The typical (CSH) medical services are that of a climate controlled patient care environment. With a pharmacy, laboratory, X-Ray (CT Scanners too), dental capabilities, and additional medical services. All of which is powered by robust generators that are brought on site to facilitate their deployment needs. Additional medical services I could envision afflicting many of these aboriginal cultures to date. Similarly encountered in the United States is a rehab treatment for alcoholism, suicide prevention (amongst the youth particularly), and any rape domestic shelters as needed.

Public Town Hall meetings on a bi-monthly basis would help alleviate any misunderstandings between the First Nations, Metis, and Inuit peoples. With the Colonel in charge and support spokespersons on behalf of the military. Even a tour for the Elder tribal council to inspect the (CSH) unit once it is erected for the local indigenous citizens could be offered.

Many Canadian armed forces have helped over these nearly 2 decades in Iraq and Afghanistan with the coalition allied forces. Now that legacy knowledge of helping often remote tribal regions in Iraq and Afghanistan can be put to good use in their native soil. Canadian health care quality is known and promoted as top notch globally as Mrs. Laurel Wood mentioned in the above MNP video. However a notorious gap has afflicted the aboriginal First Nations, Inuit, and Metis peoples in health care viability. 
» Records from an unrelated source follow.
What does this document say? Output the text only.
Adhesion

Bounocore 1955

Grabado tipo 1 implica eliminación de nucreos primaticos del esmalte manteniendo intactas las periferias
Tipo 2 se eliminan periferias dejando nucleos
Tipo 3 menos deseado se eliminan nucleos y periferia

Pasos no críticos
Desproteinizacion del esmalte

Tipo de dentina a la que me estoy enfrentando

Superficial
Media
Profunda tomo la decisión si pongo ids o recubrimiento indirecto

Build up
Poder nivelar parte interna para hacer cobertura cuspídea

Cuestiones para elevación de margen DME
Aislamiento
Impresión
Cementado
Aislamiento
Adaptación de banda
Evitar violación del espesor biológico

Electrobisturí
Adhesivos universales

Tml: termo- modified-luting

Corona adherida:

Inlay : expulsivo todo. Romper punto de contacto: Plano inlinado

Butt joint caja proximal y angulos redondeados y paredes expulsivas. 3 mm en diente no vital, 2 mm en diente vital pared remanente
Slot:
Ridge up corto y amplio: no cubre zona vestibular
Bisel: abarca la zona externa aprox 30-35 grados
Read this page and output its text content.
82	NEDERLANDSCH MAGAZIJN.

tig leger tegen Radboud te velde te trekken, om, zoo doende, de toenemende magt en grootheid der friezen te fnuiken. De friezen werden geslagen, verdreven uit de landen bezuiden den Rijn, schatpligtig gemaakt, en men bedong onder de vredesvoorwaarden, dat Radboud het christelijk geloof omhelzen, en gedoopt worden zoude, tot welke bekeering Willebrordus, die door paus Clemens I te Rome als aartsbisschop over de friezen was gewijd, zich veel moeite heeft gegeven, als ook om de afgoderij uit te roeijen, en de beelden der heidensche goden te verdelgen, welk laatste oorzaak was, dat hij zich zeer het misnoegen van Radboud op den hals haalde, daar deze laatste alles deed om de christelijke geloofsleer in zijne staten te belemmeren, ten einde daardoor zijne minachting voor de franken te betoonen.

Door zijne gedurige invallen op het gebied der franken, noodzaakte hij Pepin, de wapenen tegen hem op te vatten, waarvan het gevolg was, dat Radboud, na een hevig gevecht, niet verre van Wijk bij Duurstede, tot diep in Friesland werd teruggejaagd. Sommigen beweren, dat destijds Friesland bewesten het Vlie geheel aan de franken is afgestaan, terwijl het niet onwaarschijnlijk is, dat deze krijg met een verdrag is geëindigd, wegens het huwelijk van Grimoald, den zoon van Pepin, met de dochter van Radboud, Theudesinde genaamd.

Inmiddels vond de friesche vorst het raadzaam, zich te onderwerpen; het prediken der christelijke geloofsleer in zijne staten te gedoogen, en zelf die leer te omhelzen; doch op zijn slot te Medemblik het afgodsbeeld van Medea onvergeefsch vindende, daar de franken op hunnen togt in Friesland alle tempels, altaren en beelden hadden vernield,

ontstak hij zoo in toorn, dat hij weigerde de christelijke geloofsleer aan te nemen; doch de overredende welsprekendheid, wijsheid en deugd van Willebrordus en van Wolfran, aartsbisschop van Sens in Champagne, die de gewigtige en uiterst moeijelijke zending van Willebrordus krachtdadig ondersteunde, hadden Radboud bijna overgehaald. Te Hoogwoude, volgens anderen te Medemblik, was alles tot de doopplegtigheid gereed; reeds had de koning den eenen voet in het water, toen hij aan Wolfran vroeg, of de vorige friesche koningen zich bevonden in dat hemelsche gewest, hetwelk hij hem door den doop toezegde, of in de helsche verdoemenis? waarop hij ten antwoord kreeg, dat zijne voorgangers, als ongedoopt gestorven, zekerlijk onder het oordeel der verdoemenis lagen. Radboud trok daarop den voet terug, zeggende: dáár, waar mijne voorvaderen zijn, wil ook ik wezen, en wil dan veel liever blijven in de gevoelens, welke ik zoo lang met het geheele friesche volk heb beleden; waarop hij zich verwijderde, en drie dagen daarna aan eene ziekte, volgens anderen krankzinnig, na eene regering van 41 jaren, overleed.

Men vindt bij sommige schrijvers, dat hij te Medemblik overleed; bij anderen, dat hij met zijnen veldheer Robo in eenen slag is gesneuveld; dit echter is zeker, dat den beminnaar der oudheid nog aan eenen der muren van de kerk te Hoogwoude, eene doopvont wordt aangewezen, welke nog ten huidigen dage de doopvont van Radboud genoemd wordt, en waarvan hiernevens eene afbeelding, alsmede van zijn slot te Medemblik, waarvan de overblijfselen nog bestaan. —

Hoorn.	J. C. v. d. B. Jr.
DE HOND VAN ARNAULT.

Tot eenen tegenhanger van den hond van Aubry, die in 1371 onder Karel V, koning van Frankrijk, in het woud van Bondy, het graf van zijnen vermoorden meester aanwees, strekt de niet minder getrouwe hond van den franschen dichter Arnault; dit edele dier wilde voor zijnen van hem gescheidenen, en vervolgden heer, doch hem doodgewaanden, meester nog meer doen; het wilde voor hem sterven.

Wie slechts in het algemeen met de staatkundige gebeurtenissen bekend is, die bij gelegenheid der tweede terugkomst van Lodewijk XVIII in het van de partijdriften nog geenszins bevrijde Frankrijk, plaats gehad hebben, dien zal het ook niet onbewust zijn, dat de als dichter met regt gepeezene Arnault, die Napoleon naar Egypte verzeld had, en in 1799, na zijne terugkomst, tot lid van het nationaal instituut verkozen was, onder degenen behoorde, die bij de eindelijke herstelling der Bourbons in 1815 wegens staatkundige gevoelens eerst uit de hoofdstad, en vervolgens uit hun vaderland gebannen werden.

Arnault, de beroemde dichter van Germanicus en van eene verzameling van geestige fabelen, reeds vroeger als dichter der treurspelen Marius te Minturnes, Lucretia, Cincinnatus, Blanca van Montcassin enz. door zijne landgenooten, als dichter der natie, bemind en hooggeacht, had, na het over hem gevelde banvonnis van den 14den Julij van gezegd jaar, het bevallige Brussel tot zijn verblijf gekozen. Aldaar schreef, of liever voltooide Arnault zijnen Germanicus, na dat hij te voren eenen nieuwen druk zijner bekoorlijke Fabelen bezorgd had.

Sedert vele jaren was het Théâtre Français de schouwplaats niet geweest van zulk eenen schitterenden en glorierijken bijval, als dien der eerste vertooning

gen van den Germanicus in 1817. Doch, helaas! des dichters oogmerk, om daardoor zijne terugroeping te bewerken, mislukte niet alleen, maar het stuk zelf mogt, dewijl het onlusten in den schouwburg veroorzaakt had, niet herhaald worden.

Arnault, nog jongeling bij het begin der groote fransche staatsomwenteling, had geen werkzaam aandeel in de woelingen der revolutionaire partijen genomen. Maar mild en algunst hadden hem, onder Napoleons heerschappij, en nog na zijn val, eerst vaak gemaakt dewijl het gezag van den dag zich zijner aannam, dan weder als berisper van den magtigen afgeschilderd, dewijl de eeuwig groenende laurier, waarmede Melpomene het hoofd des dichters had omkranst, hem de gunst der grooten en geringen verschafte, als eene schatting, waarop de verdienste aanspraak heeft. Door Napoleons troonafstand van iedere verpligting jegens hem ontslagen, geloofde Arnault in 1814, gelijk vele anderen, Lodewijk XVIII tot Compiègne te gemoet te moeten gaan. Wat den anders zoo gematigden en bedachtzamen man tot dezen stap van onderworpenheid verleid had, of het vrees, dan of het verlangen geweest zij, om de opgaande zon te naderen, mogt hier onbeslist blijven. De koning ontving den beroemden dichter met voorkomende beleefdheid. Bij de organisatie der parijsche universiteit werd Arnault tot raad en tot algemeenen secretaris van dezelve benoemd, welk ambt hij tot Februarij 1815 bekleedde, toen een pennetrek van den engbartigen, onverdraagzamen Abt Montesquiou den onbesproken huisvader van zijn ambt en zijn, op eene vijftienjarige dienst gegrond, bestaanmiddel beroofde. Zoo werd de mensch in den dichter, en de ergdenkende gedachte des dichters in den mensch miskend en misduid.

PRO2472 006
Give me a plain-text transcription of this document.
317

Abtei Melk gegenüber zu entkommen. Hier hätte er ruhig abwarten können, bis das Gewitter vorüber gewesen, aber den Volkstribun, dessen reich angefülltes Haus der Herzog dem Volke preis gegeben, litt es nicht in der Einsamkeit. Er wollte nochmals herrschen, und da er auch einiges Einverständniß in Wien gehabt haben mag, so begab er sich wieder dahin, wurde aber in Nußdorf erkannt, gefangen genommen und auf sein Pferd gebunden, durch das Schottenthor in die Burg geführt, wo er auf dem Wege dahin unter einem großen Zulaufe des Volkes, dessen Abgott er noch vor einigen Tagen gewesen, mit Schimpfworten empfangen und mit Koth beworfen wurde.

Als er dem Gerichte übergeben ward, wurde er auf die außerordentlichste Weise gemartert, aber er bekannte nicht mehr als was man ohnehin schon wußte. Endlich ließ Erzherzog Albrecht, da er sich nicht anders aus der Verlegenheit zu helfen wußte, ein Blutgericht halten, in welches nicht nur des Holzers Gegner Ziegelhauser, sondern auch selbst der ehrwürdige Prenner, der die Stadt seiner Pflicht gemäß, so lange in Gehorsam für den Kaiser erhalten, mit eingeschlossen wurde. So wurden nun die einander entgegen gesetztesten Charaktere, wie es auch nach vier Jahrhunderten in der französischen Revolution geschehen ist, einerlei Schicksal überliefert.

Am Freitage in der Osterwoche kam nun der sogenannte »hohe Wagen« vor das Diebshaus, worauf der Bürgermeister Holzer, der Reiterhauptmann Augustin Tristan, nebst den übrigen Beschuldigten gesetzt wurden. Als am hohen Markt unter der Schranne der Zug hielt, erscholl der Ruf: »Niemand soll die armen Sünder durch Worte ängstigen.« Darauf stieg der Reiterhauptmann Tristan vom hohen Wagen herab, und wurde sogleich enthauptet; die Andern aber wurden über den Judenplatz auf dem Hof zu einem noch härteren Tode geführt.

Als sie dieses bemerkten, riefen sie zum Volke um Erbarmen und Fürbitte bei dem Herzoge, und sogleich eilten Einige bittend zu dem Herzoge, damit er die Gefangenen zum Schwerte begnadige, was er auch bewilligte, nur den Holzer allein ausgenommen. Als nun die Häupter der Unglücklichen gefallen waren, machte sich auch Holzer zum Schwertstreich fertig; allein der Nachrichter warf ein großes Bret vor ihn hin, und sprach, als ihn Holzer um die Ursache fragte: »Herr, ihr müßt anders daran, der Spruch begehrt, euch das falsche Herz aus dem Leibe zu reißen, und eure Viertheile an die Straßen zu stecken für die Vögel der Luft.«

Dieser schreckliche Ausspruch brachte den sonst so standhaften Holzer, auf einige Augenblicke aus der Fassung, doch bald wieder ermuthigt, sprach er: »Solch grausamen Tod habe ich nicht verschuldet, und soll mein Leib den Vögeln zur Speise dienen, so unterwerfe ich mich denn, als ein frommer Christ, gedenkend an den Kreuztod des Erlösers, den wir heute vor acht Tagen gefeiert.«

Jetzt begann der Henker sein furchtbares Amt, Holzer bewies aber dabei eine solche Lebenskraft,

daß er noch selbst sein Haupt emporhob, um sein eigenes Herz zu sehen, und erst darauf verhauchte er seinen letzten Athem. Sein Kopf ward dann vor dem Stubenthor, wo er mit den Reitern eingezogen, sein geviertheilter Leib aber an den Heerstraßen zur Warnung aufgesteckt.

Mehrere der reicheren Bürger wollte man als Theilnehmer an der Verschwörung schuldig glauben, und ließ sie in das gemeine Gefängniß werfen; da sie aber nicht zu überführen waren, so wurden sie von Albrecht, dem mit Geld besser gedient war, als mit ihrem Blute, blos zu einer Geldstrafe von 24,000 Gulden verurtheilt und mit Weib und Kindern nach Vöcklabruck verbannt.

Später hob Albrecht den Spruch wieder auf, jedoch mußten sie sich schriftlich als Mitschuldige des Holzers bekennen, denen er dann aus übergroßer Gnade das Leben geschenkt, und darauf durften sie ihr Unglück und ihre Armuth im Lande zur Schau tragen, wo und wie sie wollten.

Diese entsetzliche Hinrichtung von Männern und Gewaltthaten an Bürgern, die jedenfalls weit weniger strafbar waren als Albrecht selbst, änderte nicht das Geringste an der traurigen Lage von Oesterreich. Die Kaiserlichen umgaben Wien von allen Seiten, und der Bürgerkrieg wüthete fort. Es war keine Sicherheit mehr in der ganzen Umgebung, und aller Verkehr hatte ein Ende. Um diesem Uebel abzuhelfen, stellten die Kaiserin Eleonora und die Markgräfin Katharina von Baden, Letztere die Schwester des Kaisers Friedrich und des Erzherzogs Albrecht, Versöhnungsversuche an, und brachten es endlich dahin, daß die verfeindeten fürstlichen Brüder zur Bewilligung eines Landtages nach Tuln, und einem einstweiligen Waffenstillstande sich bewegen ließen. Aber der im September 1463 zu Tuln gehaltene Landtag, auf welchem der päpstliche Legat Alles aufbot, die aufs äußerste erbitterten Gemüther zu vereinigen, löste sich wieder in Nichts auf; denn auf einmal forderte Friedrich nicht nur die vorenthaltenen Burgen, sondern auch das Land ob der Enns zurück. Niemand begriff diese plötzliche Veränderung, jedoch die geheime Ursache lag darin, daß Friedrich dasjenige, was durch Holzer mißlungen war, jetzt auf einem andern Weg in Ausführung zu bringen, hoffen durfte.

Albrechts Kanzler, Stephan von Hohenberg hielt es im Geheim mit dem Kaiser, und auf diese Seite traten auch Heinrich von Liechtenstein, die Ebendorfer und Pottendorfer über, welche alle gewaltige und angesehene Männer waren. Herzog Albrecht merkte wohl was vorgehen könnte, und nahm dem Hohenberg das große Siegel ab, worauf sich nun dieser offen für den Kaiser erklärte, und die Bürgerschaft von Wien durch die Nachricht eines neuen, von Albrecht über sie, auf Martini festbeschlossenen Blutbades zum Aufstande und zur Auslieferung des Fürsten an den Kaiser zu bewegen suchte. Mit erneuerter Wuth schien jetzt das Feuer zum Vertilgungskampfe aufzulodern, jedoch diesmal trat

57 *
My proposed "Indigenous Mobile Hospital Deployments" is a potential step in mitigating these often unimaginable circumstances for irreplaceable cultures of Canada. Be it Army or Naval health care personnel deployed in (CSH) units or a naval vessel delivering first class medical care in remote locations. Any nation in the post-Industrial world is judged by how they care for their own on a societal basis regardless of need. Much like the United States faces or at times ignores the affliction of tribal nations out of convenience. By pretending that out of sight is out of mind behavior is not sustainable, nor humane as the so-called land of the Free and the Brave. Canada faces the similar dilemma on a societal basis on how they treat their Indigenous citizens. I hope this proposed solution mitigates some of the factors that have been entrenched for decades within the blessed nation of Canada.